Für eine seit Monaten beabsichtigte Militäraktion hat die pakistanische Regierung eine halbe Million Menschen ausgesiedelt. Ihre Versorgung wurde nicht mitgeplant

Von Knut Mellenthin *

Die pakistanische Militärführung hat am Sonnabend alle »unschuldigen Zivilpersonen«, die sich noch in Nordwasiristan aufhalten, dringend aufgefordert, sofort das Gebiet zu verlassen. Das sind vermutlich ohnehin nur noch wenige, da schon rund 460000 Flüchtlinge registriert wurden. Die Bevölkerung Nordwasiristan wird meist auf etwa 400000 geschätzt. Jetzt wird jedoch an manchen Stellen behauptet, es seien in Wirklichkeit rund 700000, und die Zahl der Flüchtlinge könne noch auf bis zu 600000 steigen.

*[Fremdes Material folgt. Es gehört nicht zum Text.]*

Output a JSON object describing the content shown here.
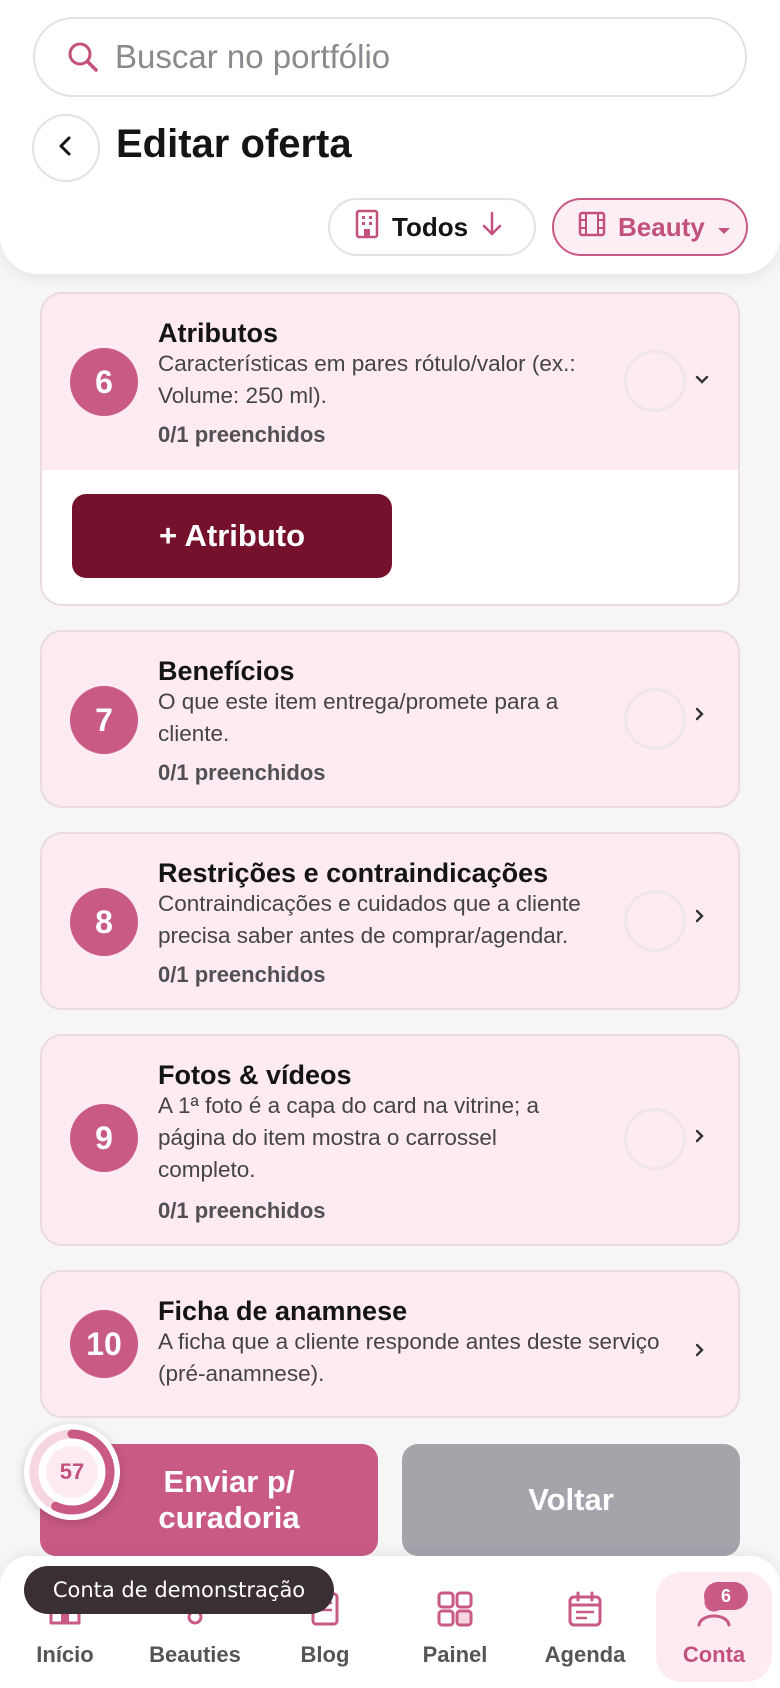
{
  "search": {
    "placeholder": "Buscar no portfólio"
  },
  "header": {
    "title": "Editar oferta"
  },
  "filters": {
    "todos_label": "Todos",
    "beauty_label": "Beauty"
  },
  "sections": [
    {
      "number": "6",
      "title": "Atributos",
      "description": "Características em pares rótulo/valor (ex.: Volume: 250 ml).",
      "count": "0/1 preenchidos",
      "expanded": true,
      "add_button": "+ Atributo"
    },
    {
      "number": "7",
      "title": "Benefícios",
      "description": "O que este item entrega/promete para a cliente.",
      "count": "0/1 preenchidos"
    },
    {
      "number": "8",
      "title": "Restrições e contraindicações",
      "description": "Contraindicações e cuidados que a cliente precisa saber antes de comprar/agendar.",
      "count": "0/1 preenchidos"
    },
    {
      "number": "9",
      "title": "Fotos & vídeos",
      "description": "A 1ª foto é a capa do card na vitrine; a página do item mostra o carrossel completo.",
      "count": "0/1 preenchidos"
    },
    {
      "number": "10",
      "title": "Ficha de anamnese",
      "description": "A ficha que a cliente responde antes deste serviço (pré-anamnese)."
    }
  ],
  "actions": {
    "send_line1": "Enviar p/",
    "send_line2": "curadoria",
    "back": "Voltar",
    "progress": "57"
  },
  "nav": [
    {
      "label": "Início",
      "icon": "home-icon"
    },
    {
      "label": "Beauties",
      "icon": "beauties-icon"
    },
    {
      "label": "Blog",
      "icon": "blog-icon"
    },
    {
      "label": "Painel",
      "icon": "grid-icon"
    },
    {
      "label": "Agenda",
      "icon": "calendar-icon"
    },
    {
      "label": "Conta",
      "icon": "user-icon",
      "badge": "6",
      "active": true
    }
  ],
  "toast": "Conta de demonstração",
  "colors": {
    "accent": "#c95a85",
    "dark_accent": "#75112d",
    "card_bg": "#fdebf1",
    "muted_button": "#a5a4ab"
  }
}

Seit dem 15. Juni läuft die Militäroperation »Zarb-i-Azb«, deren erklärtes Ziel es ist, Nordwasiristan »von Terroristen zu säubern«. Der Name bedeutet »Scharf und schneidend«; er bezieht sich auf das legendäre Schwert des Propheten Mohammed. Mit »Terroristen« sind neben verschiedenen Gruppen und Bündnissen einheimischer Aufständischer, die nach afghanischem Vorbild mit dem Sammelbegriff »Taliban« bezeichnet werden, auch ausländische Kämpfer gemeint, die Nordwasiristan in den vergangenen Jahren als Ruheraum genutzt haben. Die Region ist der einzige Teil der sogenannten Stammesgebiete im Nordwesten Pakistans, wo seit 2006 keine größeren Aktionen der Sicherheitskräfte stattgefunden haben. Besonders zahlreich unter den Ausländern vertreten sind Usbeken, angeblich aber auch Tschetschenen und Araber.

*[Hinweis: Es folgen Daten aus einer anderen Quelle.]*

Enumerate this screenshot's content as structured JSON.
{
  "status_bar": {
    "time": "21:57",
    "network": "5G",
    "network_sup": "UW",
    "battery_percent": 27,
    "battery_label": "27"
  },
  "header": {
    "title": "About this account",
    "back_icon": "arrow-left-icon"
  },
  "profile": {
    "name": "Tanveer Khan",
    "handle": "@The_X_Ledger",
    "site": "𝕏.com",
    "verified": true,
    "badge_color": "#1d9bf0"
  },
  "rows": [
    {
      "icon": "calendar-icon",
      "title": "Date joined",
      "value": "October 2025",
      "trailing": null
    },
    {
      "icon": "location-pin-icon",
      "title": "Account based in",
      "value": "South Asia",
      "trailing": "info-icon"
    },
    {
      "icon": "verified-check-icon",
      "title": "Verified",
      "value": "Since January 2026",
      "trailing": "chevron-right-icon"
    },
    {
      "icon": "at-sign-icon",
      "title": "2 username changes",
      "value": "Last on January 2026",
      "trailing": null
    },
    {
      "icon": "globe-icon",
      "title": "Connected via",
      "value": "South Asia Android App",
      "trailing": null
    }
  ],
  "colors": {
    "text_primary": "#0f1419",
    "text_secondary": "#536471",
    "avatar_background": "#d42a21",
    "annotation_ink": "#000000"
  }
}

In Pakistan ist es seit Jahren üblich, daß zu Beginn jeder Militäroperation die Bevölkerung gezwungen wird, die geplante Kampfzone zu verlassen. Viele Menschen mußten bereits zwei oder sogar dreimal auf die Flucht gehen. Die meisten Bewohner der Stammesgebiete – fast ausschließlich Paschtunen – leben von der Landwirtschaft. Die Flüchtlinge verlieren einen großen Teil ihrer Nutztiere, die sie nicht mitnehmen können, und oft nicht nur eine, sondern sogar zwei Ernten, da die Vertreibung meist mehrere Monate dauert. Zehntausende kehren gar nicht zurück, so daß Pakistan eine wachsende Zahl von Dauerflüchtlingen, vermutlich rund eine Million Menschen, hat.

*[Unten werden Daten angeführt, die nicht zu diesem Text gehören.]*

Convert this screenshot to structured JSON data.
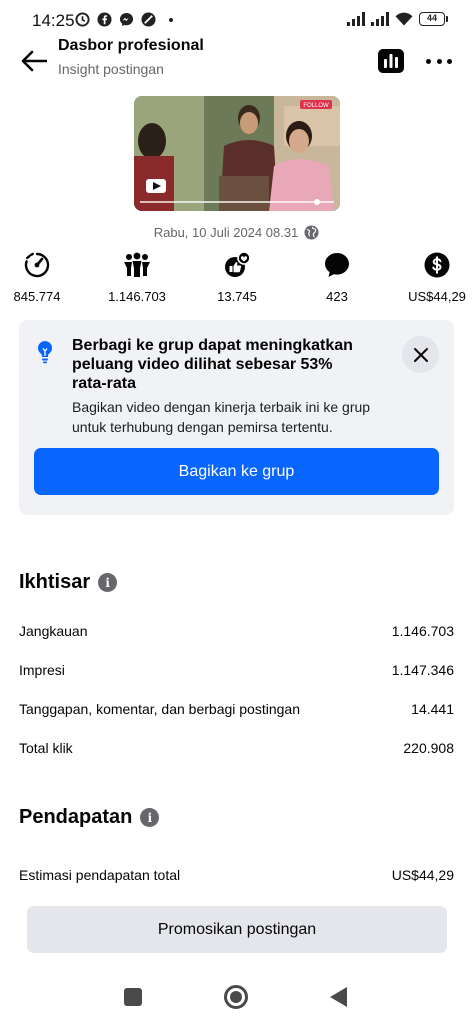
{
  "status_bar": {
    "time": "14:25",
    "battery": "44"
  },
  "header": {
    "title": "Dasbor profesional",
    "subtitle": "Insight postingan"
  },
  "post": {
    "timestamp": "Rabu, 10 Juli 2024 08.31",
    "thumbnail_badge": "FOLLOW"
  },
  "metrics": [
    {
      "icon": "plays-gauge-icon",
      "value": "845.774"
    },
    {
      "icon": "audience-people-icon",
      "value": "1.146.703"
    },
    {
      "icon": "reactions-icon",
      "value": "13.745"
    },
    {
      "icon": "comment-bubble-icon",
      "value": "423"
    },
    {
      "icon": "dollar-icon",
      "value": "US$44,29"
    }
  ],
  "tip": {
    "icon": "lightbulb-icon",
    "title": "Berbagi ke grup dapat meningkatkan peluang video dilihat sebesar 53% rata-rata",
    "body": "Bagikan video dengan kinerja terbaik ini ke grup untuk terhubung dengan pemirsa tertentu.",
    "button": "Bagikan ke grup"
  },
  "overview": {
    "title": "Ikhtisar",
    "rows": [
      {
        "label": "Jangkauan",
        "value": "1.146.703"
      },
      {
        "label": "Impresi",
        "value": "1.147.346"
      },
      {
        "label": "Tanggapan, komentar, dan berbagi postingan",
        "value": "14.441"
      },
      {
        "label": "Total klik",
        "value": "220.908"
      }
    ]
  },
  "earnings": {
    "title": "Pendapatan",
    "rows": [
      {
        "label": "Estimasi pendapatan total",
        "value": "US$44,29"
      }
    ]
  },
  "promote_button": "Promosikan postingan",
  "colors": {
    "accent": "#0866ff",
    "secondary_text": "#65676b",
    "card_bg": "#f0f2f5"
  }
}
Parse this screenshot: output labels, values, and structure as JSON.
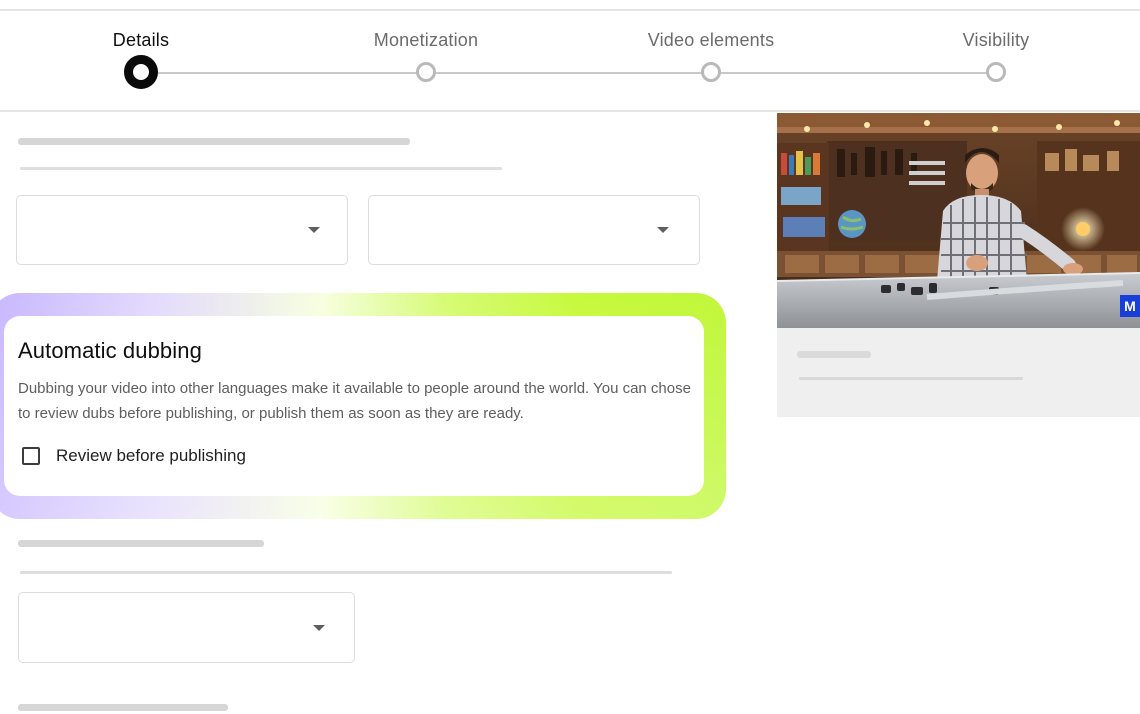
{
  "stepper": {
    "steps": [
      {
        "label": "Details"
      },
      {
        "label": "Monetization"
      },
      {
        "label": "Video elements"
      },
      {
        "label": "Visibility"
      }
    ],
    "active_step": "Details"
  },
  "dubbing": {
    "title": "Automatic dubbing",
    "description": "Dubbing your video into other languages make it available to people around the world. You can chose to review dubs before publishing, or publish them as soon as they are ready.",
    "checkbox_label": "Review before publishing",
    "checkbox_checked": false
  },
  "thumbnail": {
    "badge_text": "M"
  },
  "colors": {
    "glow_start": "#c7b6ff",
    "glow_end": "#c0f73a",
    "active_step": "#0a0a0a",
    "inactive_step": "#b9b9b9"
  }
}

Militäroperationen beginnen in der Regel mit mehrwöchigen Luftangriffen, gefolgt von Beschuß durch weitreichende Artillerie. Erst wenn so gut wie alle Bewohner geflüchtet oder richtiger gesagt zwangsausgesiedelt sind, beginnt der Einsatz von Bodentruppen. Am Donnerstag wurde gemeldet, daß dieser Zeitpunkt jetzt gekommen sei. Allerdings gab es danach nur eine kleine Bewegung von Panzertruppen im Basarviertel der Hauptstadt Miramshah. Aus der Warnung vom Sonnabend geht hervor, daß die eigentliche Bodenoffensive noch nicht begonnen hat. Das Militär gab die Zahl der bis dahin getöteten »Terroristen« am Donnerstag mit 361 und die eigenen Verluste mit zehn Mann an.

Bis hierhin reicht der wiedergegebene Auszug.